Diseases created by passions, anger, greed, infatuation/delusion, egoism, jealousy are called mental-emotional diseases. Mental distortions are due to likes and dislikes which are derived from the ego. These likes and dislikes lead to desires to have the world occur in a certain way (according to our likes). Issues such as disappointment, grief, anger, lust, and jealousy occur when we do not get our way. When these thoughts and feelings become chronically imbalanced, disease develops.
Physical diseases are further subdivided into three categories within Āyurveda. These categories are based upon the source or cause of the physical disease and include the following:
- Dhoshaj: the diseases created by imbalances in the three doshas-Vāt, Pitt, and Kaph.
- Karmaj: These diseases are created due to the effects of karmas from our prior incarnation. They result from the destiny related to the law of “Cause and Effect”. These diseases must be cured through suffering, repentance, mantra chanting, and satsang and are not relieved by treatments.

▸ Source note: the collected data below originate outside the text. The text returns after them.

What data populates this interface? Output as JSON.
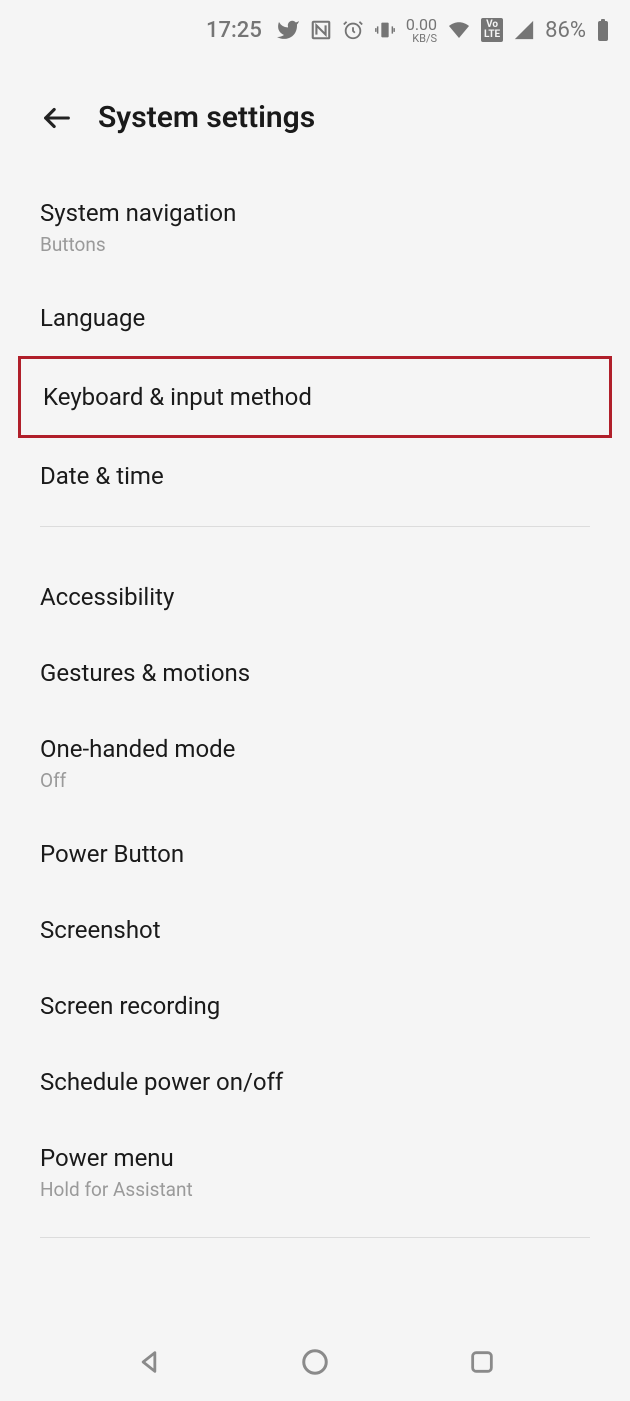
{
  "status": {
    "time": "17:25",
    "data_rate": "0.00",
    "data_unit": "KB/S",
    "battery_pct": "86%",
    "volte": "Vo\nLTE"
  },
  "header": {
    "title": "System settings"
  },
  "items": [
    {
      "title": "System navigation",
      "sub": "Buttons",
      "highlight": false
    },
    {
      "title": "Language",
      "sub": null,
      "highlight": false
    },
    {
      "title": "Keyboard & input method",
      "sub": null,
      "highlight": true
    },
    {
      "title": "Date & time",
      "sub": null,
      "highlight": false
    }
  ],
  "items2": [
    {
      "title": "Accessibility",
      "sub": null
    },
    {
      "title": "Gestures & motions",
      "sub": null
    },
    {
      "title": "One-handed mode",
      "sub": "Off"
    },
    {
      "title": "Power Button",
      "sub": null
    },
    {
      "title": "Screenshot",
      "sub": null
    },
    {
      "title": "Screen recording",
      "sub": null
    },
    {
      "title": "Schedule power on/off",
      "sub": null
    },
    {
      "title": "Power menu",
      "sub": "Hold for Assistant"
    }
  ]
}
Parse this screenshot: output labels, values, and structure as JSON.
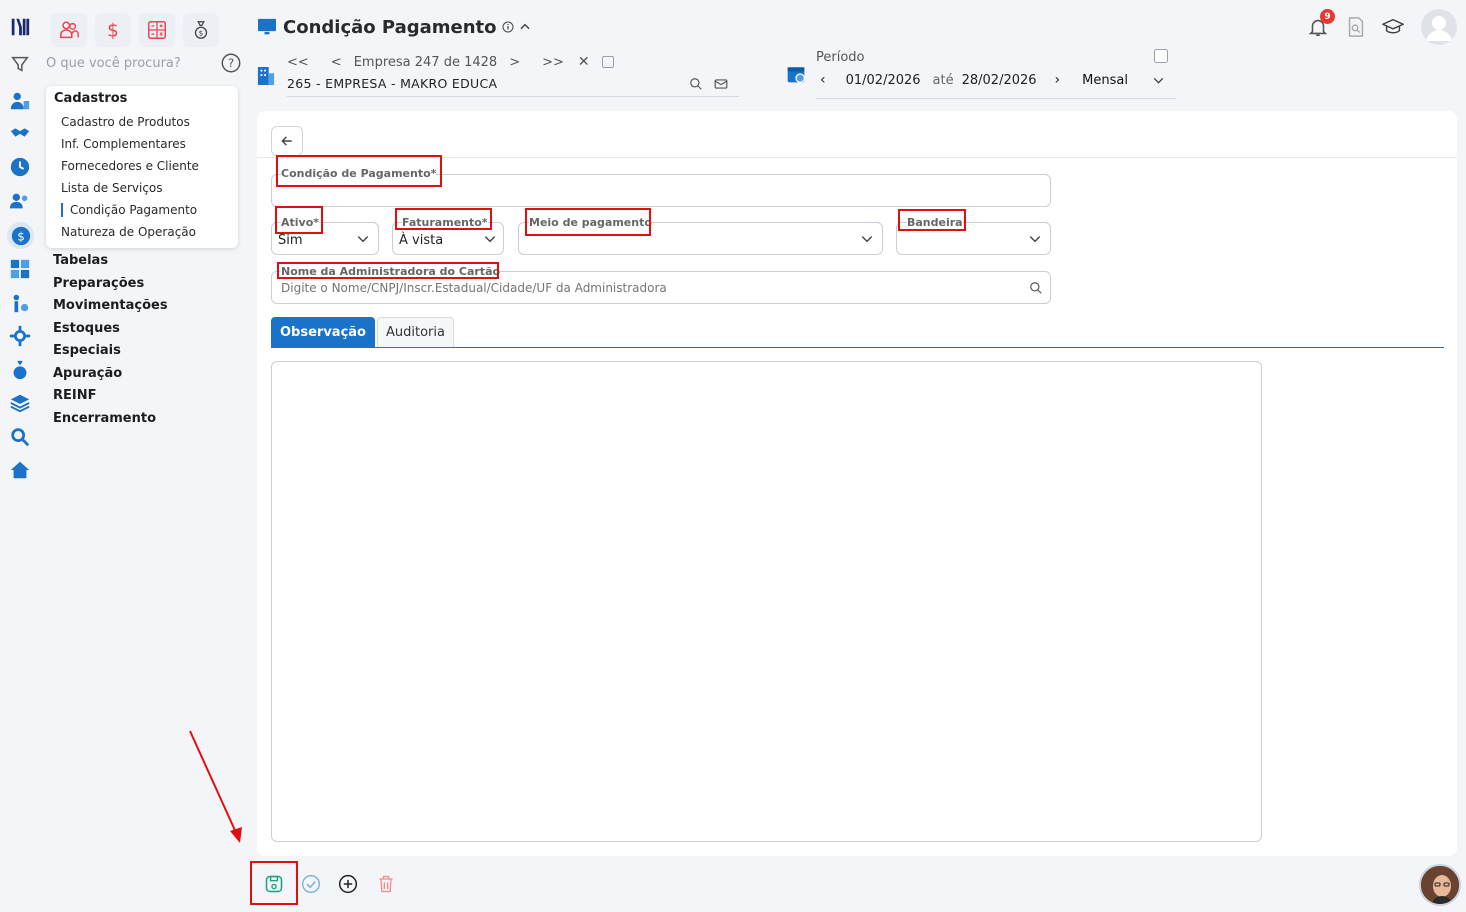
{
  "sidebar": {
    "search_placeholder": "O que você procura?",
    "menu": {
      "title": "Cadastros",
      "items": [
        {
          "label": "Cadastro de Produtos"
        },
        {
          "label": "Inf. Complementares"
        },
        {
          "label": "Fornecedores e Cliente"
        },
        {
          "label": "Lista de Serviços"
        },
        {
          "label": "Condição Pagamento",
          "active": true
        },
        {
          "label": "Natureza de Operação"
        }
      ]
    },
    "groups": [
      {
        "label": "Tabelas"
      },
      {
        "label": "Preparações"
      },
      {
        "label": "Movimentações"
      },
      {
        "label": "Estoques"
      },
      {
        "label": "Especiais"
      },
      {
        "label": "Apuração"
      },
      {
        "label": "REINF"
      },
      {
        "label": "Encerramento"
      }
    ]
  },
  "header": {
    "title": "Condição Pagamento",
    "company": {
      "nav_text": "Empresa 247 de 1428",
      "name": "265 - EMPRESA - MAKRO EDUCA"
    },
    "period": {
      "label": "Período",
      "start": "01/02/2026",
      "connector": "até",
      "end": "28/02/2026",
      "mode": "Mensal"
    },
    "notifications_count": "9"
  },
  "form": {
    "condicao_label": "Condição de Pagamento*",
    "ativo": {
      "label": "Ativo*",
      "value": "Sim"
    },
    "faturamento": {
      "label": "Faturamento*",
      "value": "À vista"
    },
    "meio": {
      "label": "Meio de pagamento",
      "value": ""
    },
    "bandeira": {
      "label": "Bandeira",
      "value": ""
    },
    "administradora": {
      "label": "Nome da Administradora do Cartão",
      "placeholder": "Digite o Nome/CNPJ/Inscr.Estadual/Cidade/UF da Administradora"
    },
    "tabs": [
      {
        "label": "Observação",
        "active": true
      },
      {
        "label": "Auditoria"
      }
    ]
  },
  "colors": {
    "accent": "#1a73c8",
    "highlight": "#e01010",
    "module_icon": "#e8464f",
    "save_icon": "#1aa37a"
  }
}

- Karm-Doshaj: The diseases created by both dosha and past karmas are called karm-doshaj. In these diseases, part of the problem is due to the imbalance of the doshas and results in suffering. This suffering is significant because the part of the problem due to the past karma. This past sinful karma must be atoned through the suffering. Medical treatment can help, but the ultimate remedy for these disorders is Jap (chanting of sacred mantra).
The Qualities of Health per Āyurveda:
- Strong hunger
- Ability to digest whatever he eats
- Complete bowel movements
- Belching that is pure
- Flatus that is without odor
- Pleasing personality
Āyurveda: The Gateway to a Well Balanced Life
According to the ancient scriptures human beings must successively engage in four specific endeavors if they are to achieve well-being and live a comfortable and happy life now and hereafter. In Sanskrit these endeavors are:
- Arth, or earning livelihood in line with Dharm for a safe and comfortable life
- Kam, or emotional fulfillment through marriage and family, following the precepts of Dharm
- Dharm, or the pursuit of a righteous, honest and spiritually-inspired life
- Moksh, or realizing the Self
It is not possible to achieve all of these endeavors successfully without a healthy body, a balanced mind and a spiritually inspired life. That is why it is necessary to keep both body and mind in perfect health, or Nirāmay. Because of this requirement, Āyurveda considers all aspects of life in relation to health: not 0nly diet, hygiene, and medicine, but also lifestyle; not only the physical aspects of life, but also the spiritual.
Spiritual well-being is more important than material well being. Material well-being yields temporary fulfillment, and only fleeting happiness. This aspect of life is attractive and convenient and is chosen by many, but its blessings are inevitably short-lived. The path of material well-being ends in unhappiness because it is impermanent and ever changing. All worldly pleasures end in sorrow, and the greatest wealth will buy you neither true happiness, nor eternal life; whereas spiritual fulfillment brings peace and everlasting bliss.